Laporan Romensy Augustino, Sukoharjo

RABU (10/3) malam, Detasemen Khusus (Densus) 88 Antiteror Polri menyergap Sunardi di Dukuh Cendono, Desa Sugihan, Kecamatan Bendosari, Sukoharjo, Rabu (10/03) malam. Konon warga RT 03/RW 07 Dukuh Bangunsari, Kelurahan Gayam, Kecamatan Sukoharjo, itu sebagai sosok penting di Jamaah Islamiyah (JI).

Baca Juga:

Jenazah Sunardi dimakamkan di Tempat Pemakaman Muslim Polokarto, Sukoharjo, Kamis (10/03) malam. Dia meninggalkan seorang istri dan empat anak.

Banyak orang yang mengaku mengenal Sunardi dan menganggapnya sebagai sosok dermawan serta suka membantu.

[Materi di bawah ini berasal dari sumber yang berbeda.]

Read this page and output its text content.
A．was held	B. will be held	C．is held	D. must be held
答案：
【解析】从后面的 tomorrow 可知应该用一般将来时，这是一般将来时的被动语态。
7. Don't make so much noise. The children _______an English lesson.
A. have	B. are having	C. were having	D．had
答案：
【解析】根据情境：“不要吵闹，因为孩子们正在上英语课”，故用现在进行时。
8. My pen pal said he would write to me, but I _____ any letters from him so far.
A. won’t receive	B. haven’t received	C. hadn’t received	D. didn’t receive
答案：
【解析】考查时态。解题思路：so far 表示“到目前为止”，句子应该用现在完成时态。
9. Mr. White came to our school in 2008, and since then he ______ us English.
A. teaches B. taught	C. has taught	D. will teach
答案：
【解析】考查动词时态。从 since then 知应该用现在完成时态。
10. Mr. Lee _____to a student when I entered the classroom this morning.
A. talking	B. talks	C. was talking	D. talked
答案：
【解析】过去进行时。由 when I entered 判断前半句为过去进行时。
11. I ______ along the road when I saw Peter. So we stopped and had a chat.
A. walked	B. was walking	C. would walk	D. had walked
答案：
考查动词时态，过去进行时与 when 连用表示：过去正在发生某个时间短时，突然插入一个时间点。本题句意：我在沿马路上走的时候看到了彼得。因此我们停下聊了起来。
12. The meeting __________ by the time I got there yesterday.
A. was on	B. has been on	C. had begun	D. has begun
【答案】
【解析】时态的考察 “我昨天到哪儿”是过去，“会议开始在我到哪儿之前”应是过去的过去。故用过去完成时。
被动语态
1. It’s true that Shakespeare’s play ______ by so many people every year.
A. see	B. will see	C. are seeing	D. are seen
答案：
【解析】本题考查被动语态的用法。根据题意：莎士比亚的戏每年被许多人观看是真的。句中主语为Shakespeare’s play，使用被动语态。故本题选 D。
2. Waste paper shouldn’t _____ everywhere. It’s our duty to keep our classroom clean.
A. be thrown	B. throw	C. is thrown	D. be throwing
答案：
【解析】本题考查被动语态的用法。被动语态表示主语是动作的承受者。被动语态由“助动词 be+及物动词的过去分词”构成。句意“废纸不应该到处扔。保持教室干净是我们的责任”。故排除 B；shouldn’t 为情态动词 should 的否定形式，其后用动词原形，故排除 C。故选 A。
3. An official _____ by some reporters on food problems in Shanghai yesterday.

Namun, ada pula warga yang menganggapnya tidak pernah bersosialisasi.

Ketua RT di tempat Sunardi berdomisili, Bambang Pujiana, menyebut warganya itu bersikap tertutup dan tidak tertib administrasi kampung.

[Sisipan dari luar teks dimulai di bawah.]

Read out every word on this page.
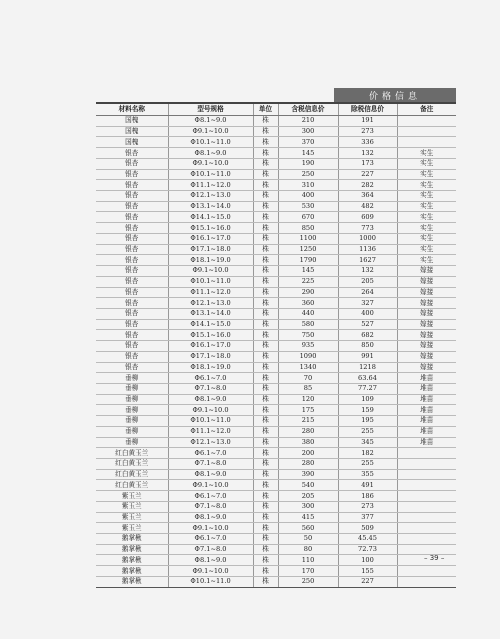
价格信息
材料名称	型号规格	单位	含税信息价	除税信息价	备注
国槐	Φ8.1~9.0	株	210	191	
国槐	Φ9.1~10.0	株	300	273	
国槐	Φ10.1~11.0	株	370	336	
银杏	Φ8.1~9.0	株	145	132	实生
银杏	Φ9.1~10.0	株	190	173	实生
银杏	Φ10.1~11.0	株	250	227	实生
银杏	Φ11.1~12.0	株	310	282	实生
银杏	Φ12.1~13.0	株	400	364	实生
银杏	Φ13.1~14.0	株	530	482	实生
银杏	Φ14.1~15.0	株	670	609	实生
银杏	Φ15.1~16.0	株	850	773	实生
银杏	Φ16.1~17.0	株	1100	1000	实生
银杏	Φ17.1~18.0	株	1250	1136	实生
银杏	Φ18.1~19.0	株	1790	1627	实生
银杏	Φ9.1~10.0	株	145	132	嫁接
银杏	Φ10.1~11.0	株	225	205	嫁接
银杏	Φ11.1~12.0	株	290	264	嫁接
银杏	Φ12.1~13.0	株	360	327	嫁接
银杏	Φ13.1~14.0	株	440	400	嫁接
银杏	Φ14.1~15.0	株	580	527	嫁接
银杏	Φ15.1~16.0	株	750	682	嫁接
银杏	Φ16.1~17.0	株	935	850	嫁接
银杏	Φ17.1~18.0	株	1090	991	嫁接
银杏	Φ18.1~19.0	株	1340	1218	嫁接
垂柳	Φ6.1~7.0	株	70	63.64	堆苗
垂柳	Φ7.1~8.0	株	85	77.27	堆苗
垂柳	Φ8.1~9.0	株	120	109	堆苗
垂柳	Φ9.1~10.0	株	175	159	堆苗
垂柳	Φ10.1~11.0	株	215	195	堆苗
垂柳	Φ11.1~12.0	株	280	255	堆苗
垂柳	Φ12.1~13.0	株	380	345	堆苗
红白黄玉兰	Φ6.1~7.0	株	200	182	
红白黄玉兰	Φ7.1~8.0	株	280	255	
红白黄玉兰	Φ8.1~9.0	株	390	355	
红白黄玉兰	Φ9.1~10.0	株	540	491	
紫玉兰	Φ6.1~7.0	株	205	186	
紫玉兰	Φ7.1~8.0	株	300	273	
紫玉兰	Φ8.1~9.0	株	415	377	
紫玉兰	Φ9.1~10.0	株	560	509	
鹅掌楸	Φ6.1~7.0	株	50	45.45	
鹅掌楸	Φ7.1~8.0	株	80	72.73	
鹅掌楸	Φ8.1~9.0	株	110	100	
鹅掌楸	Φ9.1~10.0	株	170	155	
鹅掌楸	Φ10.1~11.0	株	250	227	
– 39 –
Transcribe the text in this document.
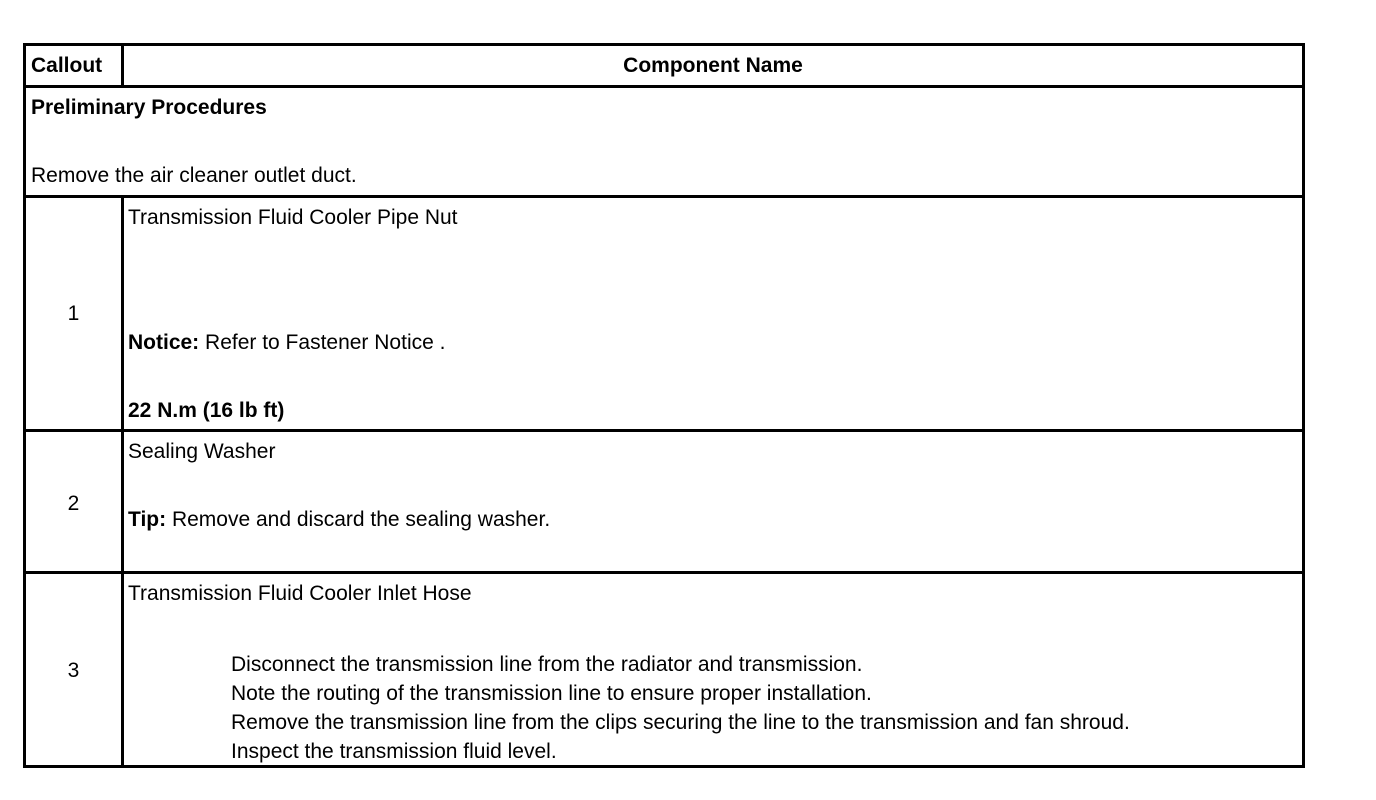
Callout	Component Name
Preliminary Procedures
Remove the air cleaner outlet duct.
1
Transmission Fluid Cooler Pipe Nut
Notice: Refer to Fastener Notice .
22 N.m (16 lb ft)
2
Sealing Washer
Tip: Remove and discard the sealing washer.
3
Transmission Fluid Cooler Inlet Hose
Disconnect the transmission line from the radiator and transmission.
Note the routing of the transmission line to ensure proper installation.
Remove the transmission line from the clips securing the line to the transmission and fan shroud.
Inspect the transmission fluid level.
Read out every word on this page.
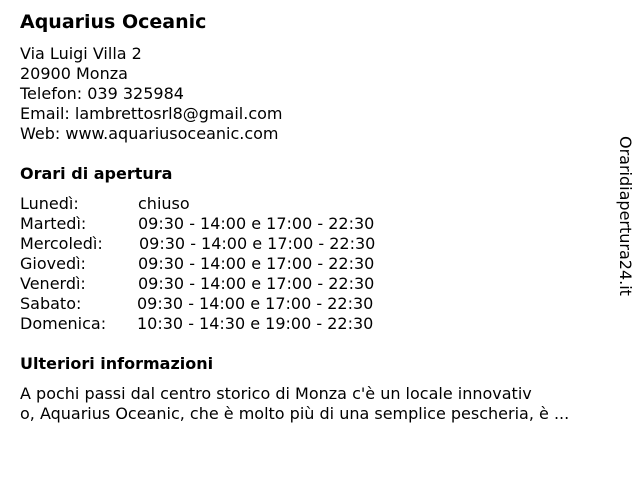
Aquarius Oceanic
Via Luigi Villa 2
20900 Monza
Telefon: 039 325984
Email: lambrettosrl8@gmail.com
Web: www.aquariusoceanic.com
Orari di apertura
Lunedì:	chiuso
Martedì:	09:30 - 14:00 e 17:00 - 22:30
Mercoledì: 09:30 - 14:00 e 17:00 - 22:30
Giovedì:	09:30 - 14:00 e 17:00 - 22:30
Venerdì:	09:30 - 14:00 e 17:00 - 22:30
Sabato:	09:30 - 14:00 e 17:00 - 22:30
Domenica: 10:30 - 14:30 e 19:00 - 22:30
Ulteriori informazioni
A pochi passi dal centro storico di Monza c'è un locale innovativ
o, Aquarius Oceanic, che è molto più di una semplice pescheria, è ...
Oraridiapertura24.it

Bambang yang menjadi ketua RT sejak 2019 menyatakan Sunardi tidak pernah mengikuti kegiatan warga. Saat warga menggelar kegiatan kampung, Sunardi tidak pernah ikut bergabung maupun sekadar bersosialisasi dengan para tetangganya.

"Saya tidak tahu alasannya apa, orangnya itu tertutup dan pendiam," kata Bambang saat ditemui JPNN.com, Sabtu (12/3).

Banyak yang menganggap Sunardi sebagai dokter dermawan dan aktif di kegiatan sosial. Namun, ada pengakuan lain soal Sunardi dari lingkungan tempat tinggalnya.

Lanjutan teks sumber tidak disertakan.